Robert F. Kennedy’s short-lived, insurgent bid for the presidency in 1968 -- which ended with an assassin’s bullet -- was launched largely because of his opposition to the Vietnam War, which he had come to believe was immoral. In a 1967 "Face the Nation" debate, Kennedy asked: “Do we have the right here in the United States to say that we’re going to kill tens of thousands, make millions of people, as we have, refugees, kill women and children, as we have?.… I very seriously question whether we have that right.”

The War in Vietnam

RFK, as attorney general for his brother John F. Kennedy and then for Lyndon B. Johnson after JFK’s assassination in 1963, was involved in early conversations about engaging in the Vietnam conflict. Early on he tentatively supported American involvement, with some reservations. JFK sent 2,000 military advisers to help South Vietnam fend off the Communist North Vietnamese in 1961, with combat missions beginning in 1965; American troops would remain there for 12 years, with more than a half-million in Vietnam at the war’s peak in 1969. Despite 58,000 fatalities, America failed to stop the Communists, and South Vietnam fell to the communist North.

The War Escalates

While Kennedy initially supported American involvement in Vietnam, he began pushing the Johnson administration to reach a negotiated settlement.
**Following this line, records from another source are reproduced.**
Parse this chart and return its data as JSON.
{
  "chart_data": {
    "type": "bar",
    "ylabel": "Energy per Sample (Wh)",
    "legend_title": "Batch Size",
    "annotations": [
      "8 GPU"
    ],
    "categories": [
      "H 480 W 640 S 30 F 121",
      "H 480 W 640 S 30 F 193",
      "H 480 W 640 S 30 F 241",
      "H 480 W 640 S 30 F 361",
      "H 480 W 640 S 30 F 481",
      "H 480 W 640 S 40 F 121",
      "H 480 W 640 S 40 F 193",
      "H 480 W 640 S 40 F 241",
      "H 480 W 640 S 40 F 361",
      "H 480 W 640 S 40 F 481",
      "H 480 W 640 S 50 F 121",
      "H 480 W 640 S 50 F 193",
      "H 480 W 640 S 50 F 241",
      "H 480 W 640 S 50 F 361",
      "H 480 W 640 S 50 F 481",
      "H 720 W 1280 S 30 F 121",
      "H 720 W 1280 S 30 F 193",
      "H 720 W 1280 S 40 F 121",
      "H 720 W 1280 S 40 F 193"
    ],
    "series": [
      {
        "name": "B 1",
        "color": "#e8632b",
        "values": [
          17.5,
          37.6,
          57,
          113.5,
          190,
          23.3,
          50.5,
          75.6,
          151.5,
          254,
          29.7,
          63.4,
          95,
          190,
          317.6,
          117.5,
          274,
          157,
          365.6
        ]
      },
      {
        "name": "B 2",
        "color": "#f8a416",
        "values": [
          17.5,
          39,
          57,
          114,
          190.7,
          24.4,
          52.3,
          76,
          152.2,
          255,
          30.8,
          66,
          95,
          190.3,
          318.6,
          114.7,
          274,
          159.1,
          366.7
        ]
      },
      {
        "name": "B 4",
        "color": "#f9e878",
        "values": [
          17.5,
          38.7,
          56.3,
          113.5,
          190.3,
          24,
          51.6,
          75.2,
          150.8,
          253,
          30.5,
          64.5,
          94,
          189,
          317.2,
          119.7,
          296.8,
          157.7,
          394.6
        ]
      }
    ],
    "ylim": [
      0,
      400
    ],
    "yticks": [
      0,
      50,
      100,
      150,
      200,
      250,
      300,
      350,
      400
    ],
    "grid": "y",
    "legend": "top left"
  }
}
As Johnson escalated America’s involvement in the war, Kennedy became increasingly opposed, calling for a reduction in the number of U.S. troops and an end to U.S. bombings of North Vietnam. In 1967, Kennedy, then a senator in defiance of his own party’s president, proposed a three-point plan to end the war in Vietnam. Under this plan, the U.S. would cease bombing operations in North Vietnam, and both North Vietnamese and American troops would leave South Vietnam and be replaced by international troops. The Johnson administration rejected this plan, arguing that North Vietnam would never agree to withdraw its troops.

The Kansas State Speech

On March 18, 1968, two days after announcing his campaign for president, Kennedy gave a speech at Kansas State University outlining the reasons for his opposition to the war. While he confessed that his brother’s administration -- of which he was a vital part -- initiated America’s involvement in Vietnam, and said the war may have always been unwinnable, “past error is no excuse for its own perpetration.” While he said in the speech that he did not want to “raise the white flag of surrender,” he feared that “our present course will not bring victory; will not bring peace; will not stop the bloodshed; and will not advance the interests of the United States or the cause of peace in the world.”

The Critique

Kennedy’s critique, which he articulated in detail at Kansas State, took on two sometimes-overlapping planks: the American policy was unwinnable and immoral. Unwinnable because the military kept demanding more troops, even though “we find the dismal story repeated time after time. Every time -- at every crisis -- we have denied that anything was wrong; sent more troops; and issued more confident communiques. Every time, we have been assured that this one last step would bring victory. And every time, the predictions and promises have failed and been forgotten, and the demand has been made again for just one more step up the ladder.” It was immoral because “we are acting as if no other nation existed, against the judgment and desires of neutrals and our historic allies alike.”

The Five Points

Kennedy made a series of five points to buttress his argument during the Kansas State speech: that the Americans had essentially lost the countryside villages to the Viet Cong and could not win them back without massive destruction; that the South Vietnamese government was corrupt and untrustworthy as an ally; that “the victories we achieve will only come at the cost of destruction for the nation we once hoped to help”; that the ongoing war had weakened America’s standing in the world, especially Asia; and that the “spirit of the country” had been diminished in the turmoil surrounding the war. “Our country is in danger,” Kennedy told the students that day, “not just from foreign enemies; but above all, from our own misguided policies -- and what they can do to the nation that Thomas Jefferson once told us was the last, best, hope of man.”